Inverse heat conduction to model and optimise a geothermal field

TL;DR

This paper develops an analytical model for heat conduction in geothermal fields and introduces an optimization method to position heat exchangers effectively, enhancing sustainability and efficiency of geothermal energy systems.

Contribution

It presents a novel analytical approach to model soil heat conduction and an optimization procedure for exchanger placement, improving upon existing numerical methods.

Findings

Analytical model accurately predicts heat transfer in geothermal fields.

Optimization reduces adverse effects among neighboring exchangers.

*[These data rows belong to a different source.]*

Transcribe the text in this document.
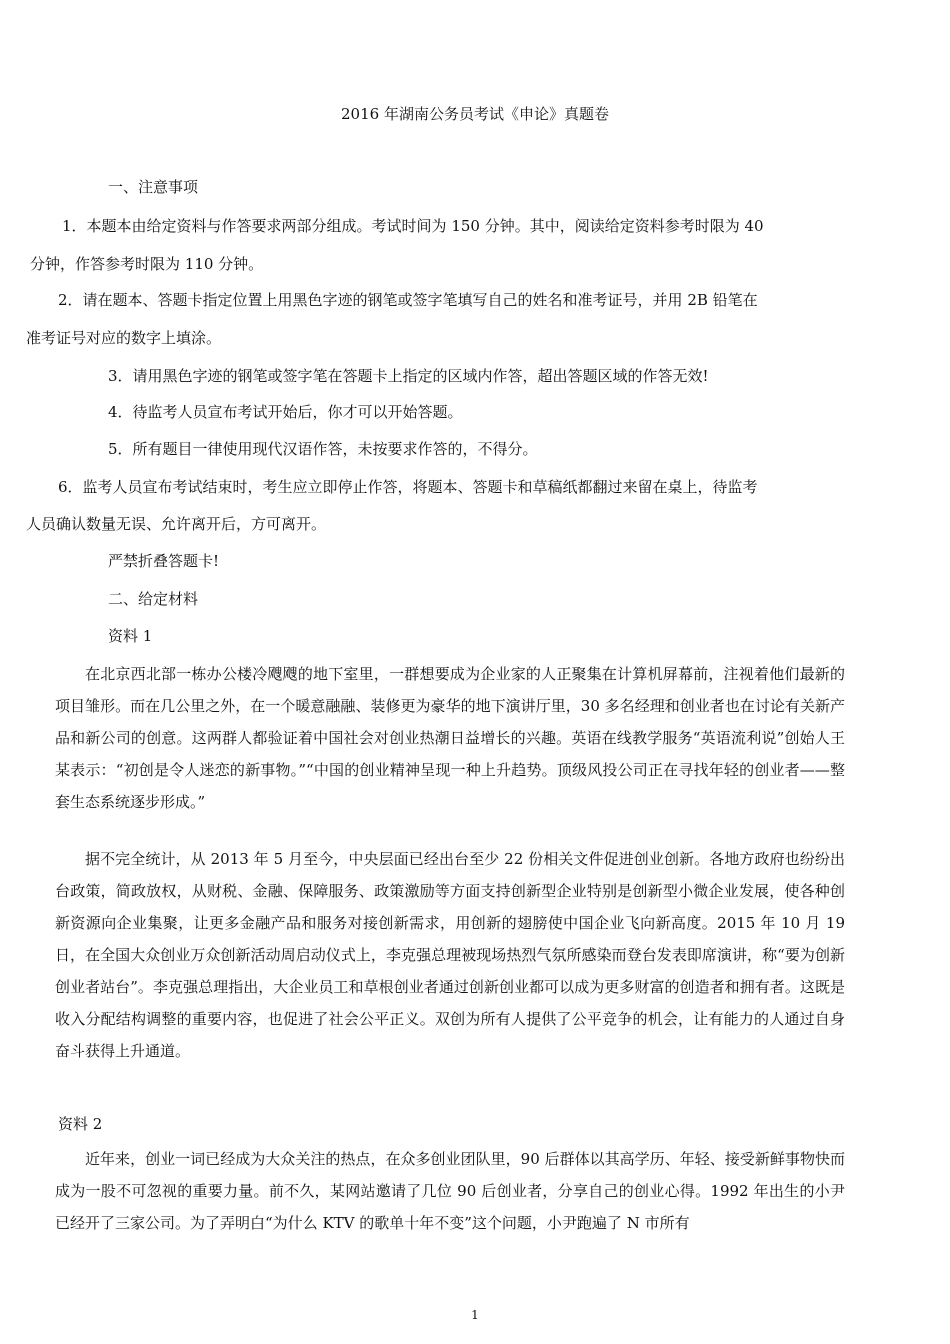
2016 年湖南公务员考试《申论》真题卷
一、注意事项
1．本题本由给定资料与作答要求两部分组成。考试时间为 150 分钟。其中，阅读给定资料参考时限为 40
分钟，作答参考时限为 110 分钟。
2．请在题本、答题卡指定位置上用黑色字迹的钢笔或签字笔填写自己的姓名和准考证号，并用 2B 铅笔在
准考证号对应的数字上填涂。
3．请用黑色字迹的钢笔或签字笔在答题卡上指定的区域内作答，超出答题区域的作答无效!
4．待监考人员宣布考试开始后，你才可以开始答题。
5．所有题目一律使用现代汉语作答，未按要求作答的，不得分。
6．监考人员宣布考试结束时，考生应立即停止作答，将题本、答题卡和草稿纸都翻过来留在桌上，待监考
人员确认数量无误、允许离开后，方可离开。
严禁折叠答题卡!
二、给定材料
资料 1

在北京西北部一栋办公楼冷飕飕的地下室里，一群想要成为企业家的人正聚集在计算机屏幕前，注视着他们最新的项目雏形。而在几公里之外，在一个暖意融融、装修更为豪华的地下演讲厅里，30 多名经理和创业者也在讨论有关新产品和新公司的创意。这两群人都验证着中国社会对创业热潮日益增长的兴趣。英语在线教学服务“英语流利说”创始人王某表示：“初创是令人迷恋的新事物。”“中国的创业精神呈现一种上升趋势。顶级风投公司正在寻找年轻的创业者——整套生态系统逐步形成。”

据不完全统计，从 2013 年 5 月至今，中央层面已经出台至少 22 份相关文件促进创业创新。各地方政府也纷纷出台政策，简政放权，从财税、金融、保障服务、政策激励等方面支持创新型企业特别是创新型小微企业发展，使各种创新资源向企业集聚，让更多金融产品和服务对接创新需求，用创新的翅膀使中国企业飞向新高度。2015 年 10 月 19 日，在全国大众创业万众创新活动周启动仪式上，李克强总理被现场热烈气氛所感染而登台发表即席演讲，称“要为创新创业者站台”。李克强总理指出，大企业员工和草根创业者通过创新创业都可以成为更多财富的创造者和拥有者。这既是收入分配结构调整的重要内容，也促进了社会公平正义。双创为所有人提供了公平竞争的机会，让有能力的人通过自身奋斗获得上升通道。

资料 2

近年来，创业一词已经成为大众关注的热点，在众多创业团队里，90 后群体以其高学历、年轻、接受新鲜事物快而成为一股不可忽视的重要力量。前不久，某网站邀请了几位 90 后创业者，分享自己的创业心得。1992 年出生的小尹已经开了三家公司。为了弄明白“为什么 KTV 的歌单十年不变”这个问题，小尹跑遍了 N 市所有

1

Numerical experiments validate the effectiveness of the proposed method.

Abstract

The design of heat exchanger fields is a key phase to ensure the long-term sustainability of such renewable energy systems. This task has to be accomplished by modelling the relevant processes in the complex system made up of different exchangers, where the heat transfer must be considered within exchangers and outside exchangers. We propose a mathematical model for the study of the heat conduction into the soil as consequence of the presence of exchangers. Such a problem is formulated and solved with an analytical approach. On the basis of such analytical solution, we propose an optimisation procedure to compute the best position of the exchangers by minimising the adverse effects of neighbouring devices. Some numerical experiments are used to show the effectiveness of the proposed method also by taking into account a reference approximation procedure of the problem based on a finite difference method.